I think what has happened and the the price quoted seems reasonable. If they meant to rip you off they wouldn’t have called back and said it was just a relay. I expect both the relay and the pump were bad in the first place, and they thought it was cheaper (for you) just to replace the relay first and see if that worked good enough for your requirements. It didn’t, so now they’re more than willing to accomodate, and they find they now have to replace the pump to get rid of the noise you are complaining about. I don’t think they mis-diagnosed. The reason it is more now being quoted than they said before is because they decided they have to not only replace the pump, they have to replace the moister accumulator too.

You seem to be complaining about how many days it takes them to keep your car and do the work. But take into account they have to order the parts, wait for them to be delivered, and then schedule your car into all the other cars that they are working on at the moment. And they are probably working on a lot of car’s air con systems now as summer approaches. I think you have to be a little more reasonable. They appear to be doing about as good as can be expected. You have a 9 year old car. It’s going to break down from time to time.

You have some choices:

  1. Do nothing. Just ask the mechanic to top off the oil level in the pump. And live with the remaining noise. The pump will eventually fail, but you can keep your dough a while longer.

  2. Tell them to go ahead with their recommendations.

  3. Take the car to a different shop and see what they think.

I decided to have them complete the repair. I think you’re right about the process GeorgeSanJose. But what bothered me most was them telling me that the noise it was making (after they replaced the relay), was normal. And then after I insisted that it was not normal, having the new diagnosis. Anyway, just felt like a bit of a battle. Got me a little riled up. Thanks for the input.

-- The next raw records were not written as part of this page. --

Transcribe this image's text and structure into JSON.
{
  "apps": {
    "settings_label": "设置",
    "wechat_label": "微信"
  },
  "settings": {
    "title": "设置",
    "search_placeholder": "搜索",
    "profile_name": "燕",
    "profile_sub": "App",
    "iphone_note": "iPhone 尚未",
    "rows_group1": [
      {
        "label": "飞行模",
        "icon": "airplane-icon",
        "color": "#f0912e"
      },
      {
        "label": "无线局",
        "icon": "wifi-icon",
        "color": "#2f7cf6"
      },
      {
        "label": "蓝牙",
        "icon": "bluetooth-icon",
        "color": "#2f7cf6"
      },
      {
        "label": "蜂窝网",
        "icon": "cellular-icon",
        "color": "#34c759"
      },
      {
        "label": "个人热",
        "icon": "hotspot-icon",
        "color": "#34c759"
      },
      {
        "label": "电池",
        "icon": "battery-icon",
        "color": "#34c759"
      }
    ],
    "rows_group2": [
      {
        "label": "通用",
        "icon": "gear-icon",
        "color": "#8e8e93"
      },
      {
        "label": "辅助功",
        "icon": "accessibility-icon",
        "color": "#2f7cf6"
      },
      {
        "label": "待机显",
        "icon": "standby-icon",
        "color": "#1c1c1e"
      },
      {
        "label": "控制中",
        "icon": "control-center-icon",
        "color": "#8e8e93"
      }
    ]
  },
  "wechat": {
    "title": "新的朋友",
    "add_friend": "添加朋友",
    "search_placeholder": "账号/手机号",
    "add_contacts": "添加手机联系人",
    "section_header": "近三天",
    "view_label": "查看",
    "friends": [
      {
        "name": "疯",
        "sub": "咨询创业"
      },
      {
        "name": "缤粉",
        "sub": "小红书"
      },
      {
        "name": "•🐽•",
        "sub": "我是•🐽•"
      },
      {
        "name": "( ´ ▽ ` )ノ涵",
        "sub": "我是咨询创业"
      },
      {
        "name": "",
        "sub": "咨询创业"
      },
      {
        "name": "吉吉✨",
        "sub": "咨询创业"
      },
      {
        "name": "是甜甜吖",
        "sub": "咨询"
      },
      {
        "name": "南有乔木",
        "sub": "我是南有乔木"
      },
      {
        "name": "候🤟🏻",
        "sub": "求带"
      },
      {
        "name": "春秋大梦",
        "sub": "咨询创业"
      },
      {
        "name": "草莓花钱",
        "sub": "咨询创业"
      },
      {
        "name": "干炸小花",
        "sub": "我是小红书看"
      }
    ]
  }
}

“…what bothered me most was them telling me that the noise it was making (after they replaced the relay), was normal.”

That bothers me too. In fact, I would ask for another technician this time. I would also ask that $166 be deducted from the final bill since the $166 you spent didn’t solve your problem, and was most likely a misdiagnosis.

Thanks Whitey. I have already let the manager know that they should discount the bill just as you suggest. He said he would work with me.
It’s 4:25 pm and still haven’t heard from them about the status. It’s supposed to be finished today. sigh.

@pattio … Sorry for the troubles you are having with your car. Maybe I can tell you a funny story to brighten things up a bit.

I had a VW Rabbit once, and the VW dealership fixed a problem where it would completely stop running for no apparent reason. It would strand me on the side of the road without warning. Turned out to be the fuel pump relay. But after the fix at the dealership, when I turned the key to ON (before starting it), the fuel pump ran. I could hear it running. It never did that before. The fuel pump is only supposed to run while the engine is running. Anyway, I told them I could hear it running, and they said it was normal. I said “Ok, let’s test this theory out on one of the cars on the lot”. It was a dealership after all. So we went outside, found another Rabbit, and turned the key to “ON”. No sound. The technician guy said “Oh, the fuel pump is running, but with these newer cars you just can’t hear it”. lol …

Anyway, I took the car home and discovered they had mis-wired the fuel pump relay circuitry, which had short circuited the fuel pump relay and ruined it. The fact that the car started was simply a coincidence that the relay was now short circuited and ran all the time the key was on. Which is unsafe by the way.

I had a few words with the tech guy the next day, and he said “Ok, we’ll look into it”. I came back the next day after that, and he said everything was fine, and no changes had been made. When I took the car home I noticed the noise was gone until I actually started the engine, and when I later inspected the relay, I found they had installed a new one and corrected the wiring.